HTML 3 DTD suggestion (was: Re: Input areas in <select> & <option>)

Bert Bos (bert@let.rug.nl)
Tue, 13 Dec 94 15:11:45 EST

Dave Raggett wrote:

|Guess, what, the same thing applies to the HTML 3.0 dtd. I have made the
|following changes:
|
|- <!ELEMENT SELECT - - (OPTION+)>
|+ <!ELEMENT SELECT - - (OPTION+) -(INPUT|TEXTAREA|SELECT)>
|
|- <!ELEMENT TEXTAREA - - (#PCDATA)>
|+ <!ELEMENT TEXTAREA - - (#PCDATA) -(INPUT|TEXTAREA|SELECT)>

A few weeks ago I noticed that the latest HTML 3 drafts allowed
multiple BODYs. At first I wondered why, but than the following
occurred to me: when we view a FORM as a special kind of BODY, then a
document may consist of an alternation of BODYs and FORMs. No need for
inclusion exceptions anymore!

<!ELEMENT HTML O O (HEAD, (BODY | FORM)+)>

I've been trying out many more things in the DTD. Below is the state
of my thought as of 21st Nov. It lacks MATH, but is otherwise fairly
complete.

--------------------------------------------------------------------
<!doctype HTML [
<!--

Another candidate for the succession of HTML2. This DTD is based
on Dave Raggett's HTML+, with some ideas from the W3O's
HTML3sketch DTD as well. It is not a strict superset of HTML2,
but it is close enough that conversion from HTML2 to my-HTML
should be easy.

Design goals:

- Easy migration from 2.0 to 3.0

- Place accent on SGML conformance

- Keep HTML simple

- Keep it practical to edit HTML `by hand'

- Make errors easy to find (elements occur either in or between
paragraphs but not both; use `one or more' instead of `zero or
more' where possible)

- No exception inclusions (exception exclusions are much less
problematic)

Some notes:

- Instead of only <A>, we could give all elements an HREF and remove A

- I couldn't find a good way to include the HR element; it is omitted.
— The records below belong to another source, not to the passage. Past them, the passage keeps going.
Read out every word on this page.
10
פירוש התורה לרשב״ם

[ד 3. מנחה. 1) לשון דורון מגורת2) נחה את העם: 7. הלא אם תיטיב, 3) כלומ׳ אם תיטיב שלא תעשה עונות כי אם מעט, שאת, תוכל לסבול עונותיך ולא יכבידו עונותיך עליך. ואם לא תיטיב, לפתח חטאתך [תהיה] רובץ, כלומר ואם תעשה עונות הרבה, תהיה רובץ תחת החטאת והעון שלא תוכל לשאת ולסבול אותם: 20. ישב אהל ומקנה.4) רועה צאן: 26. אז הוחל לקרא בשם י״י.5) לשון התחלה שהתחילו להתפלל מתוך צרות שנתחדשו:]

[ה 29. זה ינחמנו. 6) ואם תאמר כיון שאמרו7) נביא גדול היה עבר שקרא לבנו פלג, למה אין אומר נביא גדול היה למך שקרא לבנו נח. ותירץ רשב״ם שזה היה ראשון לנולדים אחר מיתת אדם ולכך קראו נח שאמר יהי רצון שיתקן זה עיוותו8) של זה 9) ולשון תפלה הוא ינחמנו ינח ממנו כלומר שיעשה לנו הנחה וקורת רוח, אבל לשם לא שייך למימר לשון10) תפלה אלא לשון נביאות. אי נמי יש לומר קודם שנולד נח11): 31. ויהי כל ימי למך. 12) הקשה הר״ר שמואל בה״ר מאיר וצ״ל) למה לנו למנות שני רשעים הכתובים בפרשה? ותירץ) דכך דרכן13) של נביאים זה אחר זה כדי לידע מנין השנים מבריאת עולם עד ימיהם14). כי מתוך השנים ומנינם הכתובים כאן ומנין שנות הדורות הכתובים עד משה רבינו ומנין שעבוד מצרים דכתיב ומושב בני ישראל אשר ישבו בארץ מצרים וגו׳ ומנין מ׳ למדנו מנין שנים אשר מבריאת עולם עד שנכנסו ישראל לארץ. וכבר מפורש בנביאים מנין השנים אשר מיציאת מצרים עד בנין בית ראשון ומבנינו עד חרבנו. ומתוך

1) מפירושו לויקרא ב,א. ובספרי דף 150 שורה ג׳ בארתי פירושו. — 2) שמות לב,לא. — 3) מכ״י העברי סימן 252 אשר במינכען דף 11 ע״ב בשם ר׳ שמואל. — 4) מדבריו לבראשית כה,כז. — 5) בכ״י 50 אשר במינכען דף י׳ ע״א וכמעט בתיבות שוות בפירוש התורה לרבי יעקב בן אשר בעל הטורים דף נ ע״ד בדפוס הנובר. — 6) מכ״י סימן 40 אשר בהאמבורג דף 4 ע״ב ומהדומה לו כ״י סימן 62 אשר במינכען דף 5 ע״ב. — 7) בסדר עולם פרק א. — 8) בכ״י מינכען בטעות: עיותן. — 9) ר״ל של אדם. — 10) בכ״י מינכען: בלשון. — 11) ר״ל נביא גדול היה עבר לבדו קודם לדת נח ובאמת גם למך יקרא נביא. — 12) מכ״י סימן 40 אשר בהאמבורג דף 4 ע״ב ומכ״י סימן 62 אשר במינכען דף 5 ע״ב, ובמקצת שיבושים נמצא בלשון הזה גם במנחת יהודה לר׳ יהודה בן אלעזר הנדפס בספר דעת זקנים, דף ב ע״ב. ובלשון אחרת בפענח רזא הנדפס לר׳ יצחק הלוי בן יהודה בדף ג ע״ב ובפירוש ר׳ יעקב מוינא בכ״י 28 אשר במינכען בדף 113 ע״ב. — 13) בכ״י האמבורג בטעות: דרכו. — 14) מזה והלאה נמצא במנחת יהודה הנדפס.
- An unnumbered, nestable DIV element might be nicer, but would
require that H1..6 all be replaced by H.

- Maybe we need an attr. on TABLE to give default alignments

- Should we require/allow FIG's to be rescaled?

Author: Bert Bos
E-mail: bert@let.rug.nl
Date: 21 Nov '94

-->

<!-- Character entities ======================================================
ISOlat1: Latin-1 character set (Western European languages)
ISOnum: numeric and special graphic symbols
ISOdia: diacritical marks
ISOpub: publishing symbols
Maybe we should add the rest as well?

WWWicn: useful symbols from the Web
===========================================================================-->

<!ENTITY % ISOlat1 public "ISO 8879-1986//ENTITIES Added Latin 1//EN">
<!ENTITY % ISOnum
public "ISO 8879-1986//ENTITIES Numeric and Special Graphic//EN">
<!ENTITY % ISOdia public "ISO 8879-1986//ENTITIES Diacritical Marks//EN">
<!ENTITY % ISOpub public "ISO 8879-1986//ENTITIES Publishing//EN">
<!ENTITY % WWWicn public "-//W3O//ENTITIES WWW standard icons//EN">

%ISOlat1;
%ISOnum;
%ISOdia;
%ISOpub;
%WWWicn;

<!-- Macros ==================================================================

blocks: all paragraph-like elements; these usually cause a line break

common.attr: attributes found on most elements: id = target of a
hyperlink or style specification; lang = language for
hyphenation, etc; charset = character set for choosing fonts.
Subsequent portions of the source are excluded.